At least 100 people were killed and 4,000 injured in the “colossal” explosion that swept through Beirut yesterday. Meanwhile, schools seeking alternatives to remote learning plan to move classes outside, and polarizing conservative Kris Kobach lost the GOP primary for a U.S. Senate seat in Kansas.
Here’s what we’re watching this morning.
Beirut in state of emergency after blast as death toll rises A huge rescue effort was underway in Beirut on Wednesday after much of the city was buried by rubble from a massive explosion Tuesday afternoon.
At least 100 people were killed and 4,000 injured, the secretary-general of the Lebanese Red Cross said. Those figures look set to rise with hospitals overwhelmed and victims still trapped underneath debris.
It wasn’t yet clear what ignited an estimated 2,750 tons of ammonium nitrate that had been stored in a warehouse at the port for six years without “preventive measures” to protect it. The chemical compound, which is commercially available, is used widely in fertilizers and explosives.
Many in the capital saw their homes destroyed and family members injured, with daylight revealing scenes of destruction not witnessed in the country since its devastating civil war, which ended in 1990.
Condolences and offers of aid poured in from nations around the world, with the pope offering prayers and France sending emergency equipment.
Coronavirus concerns push schools to move classes outside With not long to go before the start of the new academic year, schools around the country have an unusual list of materials to get: carriage bolts, berry bushes, cedar wood, tree stumps, tents, and all-weather snowsuits.
They are laying the groundwork to move at least some instruction to outdoor classrooms and making a bet that the lower risk of disease transmission in the open air can make it safer for students, even as the COVID-19 pandemic continues to spread.

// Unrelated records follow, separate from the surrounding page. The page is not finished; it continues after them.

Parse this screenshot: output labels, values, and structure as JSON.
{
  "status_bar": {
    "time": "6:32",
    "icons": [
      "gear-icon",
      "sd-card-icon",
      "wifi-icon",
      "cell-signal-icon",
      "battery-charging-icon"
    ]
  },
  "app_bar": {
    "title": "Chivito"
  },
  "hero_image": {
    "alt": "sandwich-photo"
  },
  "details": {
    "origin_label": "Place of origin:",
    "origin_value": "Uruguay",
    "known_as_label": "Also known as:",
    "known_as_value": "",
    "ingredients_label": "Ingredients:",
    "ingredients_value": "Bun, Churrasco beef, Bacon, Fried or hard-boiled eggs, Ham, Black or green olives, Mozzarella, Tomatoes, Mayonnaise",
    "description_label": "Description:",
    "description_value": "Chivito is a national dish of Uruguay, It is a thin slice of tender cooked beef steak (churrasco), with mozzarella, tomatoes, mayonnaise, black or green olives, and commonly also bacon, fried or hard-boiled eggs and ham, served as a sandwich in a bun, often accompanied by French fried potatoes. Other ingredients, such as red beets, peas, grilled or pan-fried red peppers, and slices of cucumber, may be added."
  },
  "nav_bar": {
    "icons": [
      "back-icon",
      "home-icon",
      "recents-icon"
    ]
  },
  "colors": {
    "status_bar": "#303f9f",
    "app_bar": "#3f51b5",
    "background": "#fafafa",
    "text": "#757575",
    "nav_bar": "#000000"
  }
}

“Schools need to figure out a new solution because the inside of the building doesn’t work as the only solution and online learning doesn’t work as the only solution,” said Sharon Danks, the CEO of Green Schoolyards America.
Meanwhile, negotiations between congressional leaders and the White House on a further coronavirus aid package crawl forward. Senate Majority Leader Mitch McConnell conceded that he will rely on Democrats to pass a deal.
“It’s not going to produce a kumbaya moment,” McConnell, R-Ky., told reporters in the Capitol on Tuesday. “But the American people in the end need help.”
Democrats are eager to restore the jobless payments, but Republicans have remained divided over how large they should be, as well as the level of deficit spending the federal government should undertake to finance them.
Here are some other coronavirus developments:
U.S.-China relations are under ‘unprecedented’ strain, says Chinese ambassador to the U.S. Beijing does not want to see a Cold War break out between China and the U.S. and both countries need to work to repair relations that are under “unprecedented” strain, Beijing’s envoy to Washington said Tuesday.
At the Aspen Security Conference, China’s Ambassador to the U.S. Cui Tiankai accused the Trump administration of stoking tensions, and said he doesn’t think ” a new Cold War would serve anybody’s interest.”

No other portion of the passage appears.